Film Scheduling Workshop DVD in Progress
Sid is editing video right now. We've got a big DVD project coming out for our good friend and client over at http://filmtvworkshops.com. Film Producer Tom Kane teaches a 3-day intensive film budgeting and scheduling workshop. The workshop is not just for film students, though it is a great benefit to those just starting in the industry of film and motion picture production.
Tom Kane's Film Production Workshop is also a great resource for people who work in various departments of film production, but would like to pursue the roles of Assistant Director (AD), Unit Production Manager (UPM), and/or Line Producer. Tom has years of in-the-field experience, on feature films including Taxi Driver, Kramer vs. Kramer, Prizzi's Honor, as well as producing record-breaking original cable features such as Crossfire Trail, Last Stand at Saber River, and Girl in Hyacinth Blue (filmed in Holland).
The DVD package is going to be an alternative to taking the course, and will be multi-disc set of the key points of the workshop. Included on each disc will be bonus anecdotes and '"jump-to" menus during playback, for the viewers to pause and jump to an extended scene in which Tom talks "Behind the Scenes" about real production challenges and experiences working on the pictures mentioned above. At least that is Sid's vision and goal. At the moment, Sid is still whittling down the final edges of the rough cuts from a 4-day version of the Film Production Seminar shot in Denver, CO earlier this summer.

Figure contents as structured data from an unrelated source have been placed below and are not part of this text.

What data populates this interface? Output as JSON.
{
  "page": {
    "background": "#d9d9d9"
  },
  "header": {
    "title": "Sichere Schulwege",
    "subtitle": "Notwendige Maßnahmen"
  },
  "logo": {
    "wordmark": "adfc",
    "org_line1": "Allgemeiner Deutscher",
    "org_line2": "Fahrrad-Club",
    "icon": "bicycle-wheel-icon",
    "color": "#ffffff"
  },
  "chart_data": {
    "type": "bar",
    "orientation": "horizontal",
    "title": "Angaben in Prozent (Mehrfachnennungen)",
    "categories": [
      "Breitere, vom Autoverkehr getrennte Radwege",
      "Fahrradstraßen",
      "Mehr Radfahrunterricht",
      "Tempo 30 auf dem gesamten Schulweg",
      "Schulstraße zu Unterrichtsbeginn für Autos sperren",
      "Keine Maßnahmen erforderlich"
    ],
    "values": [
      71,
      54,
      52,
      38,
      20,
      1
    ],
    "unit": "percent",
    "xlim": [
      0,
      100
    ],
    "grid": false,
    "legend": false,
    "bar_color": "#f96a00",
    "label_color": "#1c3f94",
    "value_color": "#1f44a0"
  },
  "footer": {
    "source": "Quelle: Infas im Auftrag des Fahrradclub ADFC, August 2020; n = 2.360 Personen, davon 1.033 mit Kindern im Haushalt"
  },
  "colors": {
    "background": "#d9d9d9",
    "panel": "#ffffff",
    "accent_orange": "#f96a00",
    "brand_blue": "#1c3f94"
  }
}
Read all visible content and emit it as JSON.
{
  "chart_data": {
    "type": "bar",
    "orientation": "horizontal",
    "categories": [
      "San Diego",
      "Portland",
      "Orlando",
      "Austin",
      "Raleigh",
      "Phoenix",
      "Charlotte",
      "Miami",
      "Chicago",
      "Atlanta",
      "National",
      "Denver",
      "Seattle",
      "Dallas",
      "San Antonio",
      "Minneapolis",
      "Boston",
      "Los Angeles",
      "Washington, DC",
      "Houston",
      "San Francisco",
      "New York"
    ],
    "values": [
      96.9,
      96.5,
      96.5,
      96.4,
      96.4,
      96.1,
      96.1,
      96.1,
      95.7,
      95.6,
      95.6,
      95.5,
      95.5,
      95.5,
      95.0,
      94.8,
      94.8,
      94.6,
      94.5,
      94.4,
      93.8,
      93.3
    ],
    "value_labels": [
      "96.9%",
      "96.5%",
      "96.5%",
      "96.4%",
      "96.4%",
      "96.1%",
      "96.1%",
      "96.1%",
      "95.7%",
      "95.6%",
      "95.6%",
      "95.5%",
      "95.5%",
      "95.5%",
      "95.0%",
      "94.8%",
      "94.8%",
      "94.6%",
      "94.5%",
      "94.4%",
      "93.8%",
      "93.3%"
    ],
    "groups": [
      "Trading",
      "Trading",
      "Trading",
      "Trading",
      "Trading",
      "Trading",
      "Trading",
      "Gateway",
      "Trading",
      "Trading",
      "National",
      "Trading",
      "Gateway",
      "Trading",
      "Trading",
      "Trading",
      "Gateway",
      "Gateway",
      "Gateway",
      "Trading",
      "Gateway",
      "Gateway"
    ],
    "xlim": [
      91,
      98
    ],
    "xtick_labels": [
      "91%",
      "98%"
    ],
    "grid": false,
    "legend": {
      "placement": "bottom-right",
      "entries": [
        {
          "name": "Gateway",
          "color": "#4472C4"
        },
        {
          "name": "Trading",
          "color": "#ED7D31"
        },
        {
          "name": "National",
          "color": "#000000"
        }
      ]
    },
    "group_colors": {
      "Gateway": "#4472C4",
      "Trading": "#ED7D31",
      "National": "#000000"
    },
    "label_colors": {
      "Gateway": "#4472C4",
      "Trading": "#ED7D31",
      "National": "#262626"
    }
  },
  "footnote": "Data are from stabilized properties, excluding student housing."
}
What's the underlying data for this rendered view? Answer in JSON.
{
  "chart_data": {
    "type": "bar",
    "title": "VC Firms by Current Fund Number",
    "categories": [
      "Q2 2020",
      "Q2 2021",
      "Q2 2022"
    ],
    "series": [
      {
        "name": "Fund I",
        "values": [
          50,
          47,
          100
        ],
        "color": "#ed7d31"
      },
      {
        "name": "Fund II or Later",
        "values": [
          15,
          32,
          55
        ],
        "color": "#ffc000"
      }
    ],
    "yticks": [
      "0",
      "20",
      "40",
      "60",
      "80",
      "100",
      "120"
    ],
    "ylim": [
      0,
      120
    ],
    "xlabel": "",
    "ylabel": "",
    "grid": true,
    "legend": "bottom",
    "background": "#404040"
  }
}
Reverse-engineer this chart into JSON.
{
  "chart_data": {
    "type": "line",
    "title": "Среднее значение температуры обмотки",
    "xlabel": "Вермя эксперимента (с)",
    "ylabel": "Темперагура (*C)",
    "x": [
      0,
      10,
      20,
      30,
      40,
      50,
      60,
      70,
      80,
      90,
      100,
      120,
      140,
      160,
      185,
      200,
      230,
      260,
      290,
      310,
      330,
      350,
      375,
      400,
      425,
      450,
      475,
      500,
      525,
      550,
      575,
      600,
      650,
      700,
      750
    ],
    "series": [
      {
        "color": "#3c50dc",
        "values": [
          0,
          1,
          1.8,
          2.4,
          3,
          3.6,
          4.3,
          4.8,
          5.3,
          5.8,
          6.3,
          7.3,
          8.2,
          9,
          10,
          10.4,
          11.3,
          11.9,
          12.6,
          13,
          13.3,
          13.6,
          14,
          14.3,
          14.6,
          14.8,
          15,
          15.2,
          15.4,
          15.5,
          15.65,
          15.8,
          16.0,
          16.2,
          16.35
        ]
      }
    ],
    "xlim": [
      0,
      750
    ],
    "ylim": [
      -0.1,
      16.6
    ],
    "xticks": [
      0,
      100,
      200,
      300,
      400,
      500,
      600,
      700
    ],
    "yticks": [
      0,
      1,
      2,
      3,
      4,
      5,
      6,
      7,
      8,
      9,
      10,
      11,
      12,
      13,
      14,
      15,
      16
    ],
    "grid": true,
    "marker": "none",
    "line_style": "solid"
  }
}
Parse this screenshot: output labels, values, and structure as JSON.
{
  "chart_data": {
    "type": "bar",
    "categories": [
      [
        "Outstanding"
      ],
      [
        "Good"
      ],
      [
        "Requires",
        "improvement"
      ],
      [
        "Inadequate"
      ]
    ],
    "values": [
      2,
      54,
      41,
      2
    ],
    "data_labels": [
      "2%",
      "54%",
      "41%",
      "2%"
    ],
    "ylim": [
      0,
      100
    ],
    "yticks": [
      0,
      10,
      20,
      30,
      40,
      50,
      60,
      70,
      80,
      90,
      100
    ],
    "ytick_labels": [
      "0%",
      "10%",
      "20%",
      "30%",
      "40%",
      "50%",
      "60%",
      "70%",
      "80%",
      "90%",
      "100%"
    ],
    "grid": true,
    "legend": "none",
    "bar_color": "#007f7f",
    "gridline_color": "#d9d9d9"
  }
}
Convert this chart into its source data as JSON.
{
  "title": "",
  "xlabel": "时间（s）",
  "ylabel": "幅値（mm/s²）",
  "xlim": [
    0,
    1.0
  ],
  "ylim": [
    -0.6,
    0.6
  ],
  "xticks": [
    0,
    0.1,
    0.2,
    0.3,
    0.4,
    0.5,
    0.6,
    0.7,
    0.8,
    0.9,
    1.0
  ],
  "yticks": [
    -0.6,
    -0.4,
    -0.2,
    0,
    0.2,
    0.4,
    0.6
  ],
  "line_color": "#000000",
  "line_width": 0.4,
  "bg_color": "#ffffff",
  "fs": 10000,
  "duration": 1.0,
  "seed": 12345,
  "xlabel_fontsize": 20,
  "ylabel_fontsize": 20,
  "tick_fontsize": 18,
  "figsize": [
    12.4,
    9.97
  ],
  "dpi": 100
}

So far the challenges have been minimal, and easily foreseeable. For instance, Sid knew that with a 4-day, 3-camera shoot, there would be alot of media to manage. So, planning on capturing to 1TB hard drive,and then backing that one up to another HD before editing, which would itself be media managed down onto a third 1TB hard drive for final touches and MPEG-2 export. Technically, all the media would have fit onto the 1TB drive, leaving about 200 MB free, which is just a touch under the recommended 5% of free space theory (which says, leave 5% of your HD space free to act as "bonus RAM").